Polish noble (1806–1890)

Jadwiga Sapieżyna, Zamoyska (9 July 1806 – 29 March 1890) was a Polish noblewoman and philanthropist.

== Life ==
Jadwiga was born on 9 July, 1806, as the sixth child of Zofia Czartoryska née Fleming and her husband Stanisław Kostka Zamoyski. She received a thorough education. Her mother wrote and published for her a handbook called Rady dla córki ("advice for a daughter"). The book covered such topics as what it means to be a pious woman and a good wife. The latest edition of the book was published in 2002.

Jadwiga married Leon Sapieha on 19 December 1825. In the spring of 1830, she travelled with her husband to Paris, where she made a good impression at the royal court of Charles X. After the fall of the November Uprising, in which her husband took part, she lived frugally with him in Kraków and Piskorowice. She became an advocate of hydrotherapy of Vincenz Priessnitz in hope of curing her ailing children, five of which died in infancy and another two when they were sixteen and twenty.

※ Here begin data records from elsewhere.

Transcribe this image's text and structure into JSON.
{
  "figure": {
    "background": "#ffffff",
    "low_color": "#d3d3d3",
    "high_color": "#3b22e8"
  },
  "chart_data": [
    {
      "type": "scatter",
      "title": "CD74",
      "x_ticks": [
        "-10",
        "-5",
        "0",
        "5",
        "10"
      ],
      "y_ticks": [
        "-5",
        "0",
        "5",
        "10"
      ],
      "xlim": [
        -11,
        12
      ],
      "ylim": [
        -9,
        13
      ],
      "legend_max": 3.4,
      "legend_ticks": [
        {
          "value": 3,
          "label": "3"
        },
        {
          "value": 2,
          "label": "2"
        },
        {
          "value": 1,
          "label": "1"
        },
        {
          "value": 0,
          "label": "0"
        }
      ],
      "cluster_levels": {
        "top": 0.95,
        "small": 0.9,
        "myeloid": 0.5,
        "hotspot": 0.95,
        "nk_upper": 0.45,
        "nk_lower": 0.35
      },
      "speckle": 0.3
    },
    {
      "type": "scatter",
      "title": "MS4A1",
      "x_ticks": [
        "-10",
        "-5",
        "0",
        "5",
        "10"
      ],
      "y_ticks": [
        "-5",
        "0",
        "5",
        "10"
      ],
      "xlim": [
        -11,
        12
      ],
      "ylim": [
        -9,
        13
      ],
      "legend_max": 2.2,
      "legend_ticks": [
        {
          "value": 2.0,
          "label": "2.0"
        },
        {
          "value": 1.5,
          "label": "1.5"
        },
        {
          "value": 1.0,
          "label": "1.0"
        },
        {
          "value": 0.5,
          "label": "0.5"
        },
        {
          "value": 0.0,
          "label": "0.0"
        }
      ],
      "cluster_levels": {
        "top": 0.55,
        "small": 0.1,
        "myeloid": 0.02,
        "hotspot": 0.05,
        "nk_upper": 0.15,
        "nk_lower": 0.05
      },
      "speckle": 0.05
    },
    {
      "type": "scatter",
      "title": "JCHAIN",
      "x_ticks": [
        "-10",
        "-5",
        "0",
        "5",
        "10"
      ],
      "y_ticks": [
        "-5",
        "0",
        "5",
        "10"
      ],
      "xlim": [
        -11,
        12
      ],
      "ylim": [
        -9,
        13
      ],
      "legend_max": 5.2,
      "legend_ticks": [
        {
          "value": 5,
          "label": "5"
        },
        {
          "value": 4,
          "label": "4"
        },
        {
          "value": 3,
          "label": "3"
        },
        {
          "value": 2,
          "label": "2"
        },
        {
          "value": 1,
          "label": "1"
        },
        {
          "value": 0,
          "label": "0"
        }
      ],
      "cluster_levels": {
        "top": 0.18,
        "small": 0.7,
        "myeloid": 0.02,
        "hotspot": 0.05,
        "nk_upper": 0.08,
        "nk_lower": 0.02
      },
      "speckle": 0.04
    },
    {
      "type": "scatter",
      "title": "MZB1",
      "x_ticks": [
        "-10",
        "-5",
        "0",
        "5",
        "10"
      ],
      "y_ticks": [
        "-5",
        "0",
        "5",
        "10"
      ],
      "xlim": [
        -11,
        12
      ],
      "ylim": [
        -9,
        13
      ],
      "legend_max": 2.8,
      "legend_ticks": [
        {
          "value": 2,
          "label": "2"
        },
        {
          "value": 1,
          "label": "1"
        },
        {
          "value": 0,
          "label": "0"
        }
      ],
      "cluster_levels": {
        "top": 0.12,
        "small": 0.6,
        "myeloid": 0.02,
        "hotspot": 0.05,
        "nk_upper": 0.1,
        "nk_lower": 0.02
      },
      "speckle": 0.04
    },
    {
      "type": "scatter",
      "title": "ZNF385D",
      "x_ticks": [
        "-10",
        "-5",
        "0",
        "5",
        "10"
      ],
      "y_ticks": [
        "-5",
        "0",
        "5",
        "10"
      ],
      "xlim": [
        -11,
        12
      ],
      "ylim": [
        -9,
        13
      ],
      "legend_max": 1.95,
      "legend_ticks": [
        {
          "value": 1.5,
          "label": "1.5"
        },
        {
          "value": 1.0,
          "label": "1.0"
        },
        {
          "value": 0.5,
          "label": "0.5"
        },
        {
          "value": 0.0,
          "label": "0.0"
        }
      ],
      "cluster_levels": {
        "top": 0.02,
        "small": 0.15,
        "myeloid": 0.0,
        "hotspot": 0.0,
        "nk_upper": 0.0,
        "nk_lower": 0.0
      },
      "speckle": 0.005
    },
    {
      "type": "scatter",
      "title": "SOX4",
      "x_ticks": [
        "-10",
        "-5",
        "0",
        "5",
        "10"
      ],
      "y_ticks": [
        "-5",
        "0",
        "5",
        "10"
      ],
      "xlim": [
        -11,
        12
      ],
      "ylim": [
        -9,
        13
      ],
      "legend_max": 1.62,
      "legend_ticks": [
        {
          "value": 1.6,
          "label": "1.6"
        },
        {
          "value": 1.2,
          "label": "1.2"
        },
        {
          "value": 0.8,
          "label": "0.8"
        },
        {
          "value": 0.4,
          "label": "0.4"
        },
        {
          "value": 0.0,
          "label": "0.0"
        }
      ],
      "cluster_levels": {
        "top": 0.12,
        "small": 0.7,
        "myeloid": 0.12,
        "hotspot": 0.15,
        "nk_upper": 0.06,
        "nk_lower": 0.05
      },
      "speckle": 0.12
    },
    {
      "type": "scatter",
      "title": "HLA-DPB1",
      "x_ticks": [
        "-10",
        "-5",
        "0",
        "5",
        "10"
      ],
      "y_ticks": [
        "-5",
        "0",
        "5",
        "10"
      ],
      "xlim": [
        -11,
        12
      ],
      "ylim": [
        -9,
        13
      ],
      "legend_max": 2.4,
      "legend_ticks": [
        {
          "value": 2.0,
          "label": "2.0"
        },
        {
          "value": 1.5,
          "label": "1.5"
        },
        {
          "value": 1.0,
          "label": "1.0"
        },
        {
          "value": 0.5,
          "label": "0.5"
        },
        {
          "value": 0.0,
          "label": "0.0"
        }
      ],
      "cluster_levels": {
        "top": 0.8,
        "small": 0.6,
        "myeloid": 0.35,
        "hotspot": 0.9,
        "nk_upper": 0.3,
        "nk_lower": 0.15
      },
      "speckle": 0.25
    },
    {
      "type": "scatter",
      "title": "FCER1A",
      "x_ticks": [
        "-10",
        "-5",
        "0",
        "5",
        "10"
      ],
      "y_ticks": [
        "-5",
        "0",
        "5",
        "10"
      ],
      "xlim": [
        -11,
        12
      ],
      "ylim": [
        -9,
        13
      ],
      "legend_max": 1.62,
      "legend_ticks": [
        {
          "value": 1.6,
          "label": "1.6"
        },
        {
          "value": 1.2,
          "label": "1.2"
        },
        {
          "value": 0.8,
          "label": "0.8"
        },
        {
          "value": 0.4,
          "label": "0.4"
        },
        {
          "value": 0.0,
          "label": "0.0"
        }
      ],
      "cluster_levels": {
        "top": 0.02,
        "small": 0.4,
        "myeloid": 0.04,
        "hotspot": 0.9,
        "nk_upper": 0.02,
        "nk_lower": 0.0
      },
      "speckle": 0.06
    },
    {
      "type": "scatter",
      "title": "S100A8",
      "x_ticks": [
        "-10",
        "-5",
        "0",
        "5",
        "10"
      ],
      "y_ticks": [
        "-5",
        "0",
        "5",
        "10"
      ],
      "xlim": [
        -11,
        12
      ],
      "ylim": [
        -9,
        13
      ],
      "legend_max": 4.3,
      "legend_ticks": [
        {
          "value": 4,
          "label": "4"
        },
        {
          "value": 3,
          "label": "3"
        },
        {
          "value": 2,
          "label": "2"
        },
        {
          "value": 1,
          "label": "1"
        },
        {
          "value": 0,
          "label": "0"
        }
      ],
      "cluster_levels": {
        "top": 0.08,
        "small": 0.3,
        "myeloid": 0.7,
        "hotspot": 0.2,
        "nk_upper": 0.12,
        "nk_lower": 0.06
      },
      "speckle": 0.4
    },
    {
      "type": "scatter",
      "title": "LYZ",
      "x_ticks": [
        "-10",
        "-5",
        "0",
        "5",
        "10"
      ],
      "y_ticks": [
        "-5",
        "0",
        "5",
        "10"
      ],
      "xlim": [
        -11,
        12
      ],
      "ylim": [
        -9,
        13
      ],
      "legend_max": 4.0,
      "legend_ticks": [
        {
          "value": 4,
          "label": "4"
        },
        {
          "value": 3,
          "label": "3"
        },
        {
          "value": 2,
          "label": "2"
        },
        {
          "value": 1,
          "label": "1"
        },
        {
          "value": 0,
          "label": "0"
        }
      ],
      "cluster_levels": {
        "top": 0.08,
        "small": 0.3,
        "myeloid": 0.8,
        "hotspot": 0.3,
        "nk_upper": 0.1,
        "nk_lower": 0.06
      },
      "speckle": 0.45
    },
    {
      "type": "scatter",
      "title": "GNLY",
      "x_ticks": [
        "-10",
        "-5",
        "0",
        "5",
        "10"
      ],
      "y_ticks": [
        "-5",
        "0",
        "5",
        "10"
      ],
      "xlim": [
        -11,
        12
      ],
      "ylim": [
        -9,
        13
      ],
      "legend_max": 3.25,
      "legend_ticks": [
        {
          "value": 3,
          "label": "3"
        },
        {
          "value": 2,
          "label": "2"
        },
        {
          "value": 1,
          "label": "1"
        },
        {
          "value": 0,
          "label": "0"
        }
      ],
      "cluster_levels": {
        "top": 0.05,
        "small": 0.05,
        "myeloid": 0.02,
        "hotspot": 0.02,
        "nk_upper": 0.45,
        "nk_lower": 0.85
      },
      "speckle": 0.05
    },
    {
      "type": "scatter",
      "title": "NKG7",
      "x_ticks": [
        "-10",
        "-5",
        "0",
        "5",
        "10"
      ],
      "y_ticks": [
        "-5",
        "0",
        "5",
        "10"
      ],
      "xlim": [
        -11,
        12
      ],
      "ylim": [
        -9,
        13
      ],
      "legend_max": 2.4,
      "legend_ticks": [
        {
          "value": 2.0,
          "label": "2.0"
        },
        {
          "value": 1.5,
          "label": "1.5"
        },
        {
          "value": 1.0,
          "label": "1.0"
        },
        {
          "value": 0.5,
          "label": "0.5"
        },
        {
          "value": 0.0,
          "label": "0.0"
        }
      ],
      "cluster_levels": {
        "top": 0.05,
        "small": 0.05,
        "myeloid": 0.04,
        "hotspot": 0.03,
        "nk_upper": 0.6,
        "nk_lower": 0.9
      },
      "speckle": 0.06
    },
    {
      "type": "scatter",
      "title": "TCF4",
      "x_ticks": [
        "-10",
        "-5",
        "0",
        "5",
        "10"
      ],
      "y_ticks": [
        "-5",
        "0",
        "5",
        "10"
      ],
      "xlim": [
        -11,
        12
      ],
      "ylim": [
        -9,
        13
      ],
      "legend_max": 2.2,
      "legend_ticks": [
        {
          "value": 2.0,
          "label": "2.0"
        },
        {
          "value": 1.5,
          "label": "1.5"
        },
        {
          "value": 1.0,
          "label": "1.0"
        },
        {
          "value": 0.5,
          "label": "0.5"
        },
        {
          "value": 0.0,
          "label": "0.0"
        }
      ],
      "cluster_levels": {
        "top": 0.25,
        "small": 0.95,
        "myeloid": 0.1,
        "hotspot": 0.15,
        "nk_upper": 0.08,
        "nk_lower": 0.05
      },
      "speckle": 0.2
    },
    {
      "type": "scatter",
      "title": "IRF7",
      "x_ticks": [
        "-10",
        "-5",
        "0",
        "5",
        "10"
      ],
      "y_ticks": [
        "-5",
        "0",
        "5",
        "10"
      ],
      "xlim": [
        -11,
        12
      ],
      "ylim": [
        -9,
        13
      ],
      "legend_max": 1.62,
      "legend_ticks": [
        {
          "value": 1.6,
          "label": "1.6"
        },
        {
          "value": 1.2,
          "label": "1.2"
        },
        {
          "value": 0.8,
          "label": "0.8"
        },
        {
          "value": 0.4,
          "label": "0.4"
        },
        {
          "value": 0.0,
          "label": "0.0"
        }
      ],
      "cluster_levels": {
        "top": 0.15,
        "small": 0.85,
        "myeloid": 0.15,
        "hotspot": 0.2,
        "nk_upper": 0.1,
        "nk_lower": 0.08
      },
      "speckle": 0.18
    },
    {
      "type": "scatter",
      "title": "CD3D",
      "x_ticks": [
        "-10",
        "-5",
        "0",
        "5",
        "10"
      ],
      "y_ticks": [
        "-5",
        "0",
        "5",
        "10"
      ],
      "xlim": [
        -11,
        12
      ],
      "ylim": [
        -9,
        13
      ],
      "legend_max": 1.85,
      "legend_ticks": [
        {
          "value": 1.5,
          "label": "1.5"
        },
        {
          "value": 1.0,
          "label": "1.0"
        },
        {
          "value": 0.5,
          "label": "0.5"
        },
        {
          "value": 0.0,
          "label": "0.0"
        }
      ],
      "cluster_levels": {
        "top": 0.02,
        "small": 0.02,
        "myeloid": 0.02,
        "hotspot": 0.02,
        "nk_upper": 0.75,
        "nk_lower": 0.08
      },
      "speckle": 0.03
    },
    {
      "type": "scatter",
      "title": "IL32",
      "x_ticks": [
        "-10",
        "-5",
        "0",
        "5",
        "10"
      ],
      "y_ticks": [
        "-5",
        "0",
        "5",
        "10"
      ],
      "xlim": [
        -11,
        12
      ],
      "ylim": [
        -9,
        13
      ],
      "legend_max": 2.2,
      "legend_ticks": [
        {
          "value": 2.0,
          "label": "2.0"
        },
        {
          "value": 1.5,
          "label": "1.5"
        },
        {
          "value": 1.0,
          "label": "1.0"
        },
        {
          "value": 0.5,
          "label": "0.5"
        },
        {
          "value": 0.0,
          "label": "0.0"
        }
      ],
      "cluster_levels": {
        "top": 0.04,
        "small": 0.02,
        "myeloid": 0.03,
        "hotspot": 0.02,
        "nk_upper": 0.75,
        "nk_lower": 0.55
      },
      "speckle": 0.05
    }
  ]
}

Jadwiga devoted her life to philanthropy. In Lviv, she led the Towarzystwo Dobroczynności św. Wincentego a Paulo charity association. She also founded orphanages for children whose parents had been killed in the Galician slaughter, which later were transformed into an institution led by nuns and a children's hospital with a capacity of 120 beds. Additionally, Sapieżyna founded a workhouse for beggars with a ward for "fallen girls". She also created a charity association in Przemyśl. To support her institutions, she constantly ran fund-raising events in Lviv. Those who were ill-disposed towards her claimed she conducted all the charity work with the money from fund-raising, and none from her own.

During the January Uprising, Sapieżyna founded a hospital for the wounded insurgents in Krasiczyn and supported hospitals in Lviv and Cieszanów. In February 1864, she helped her son Adam Stanisław Sapieha break out of prison. After the death of her husband, she gradually ceded the leading role in her charity organisations to her daughter-in-law, Jadwiga.

She died on 29 March, 1890, in Krasiczyn.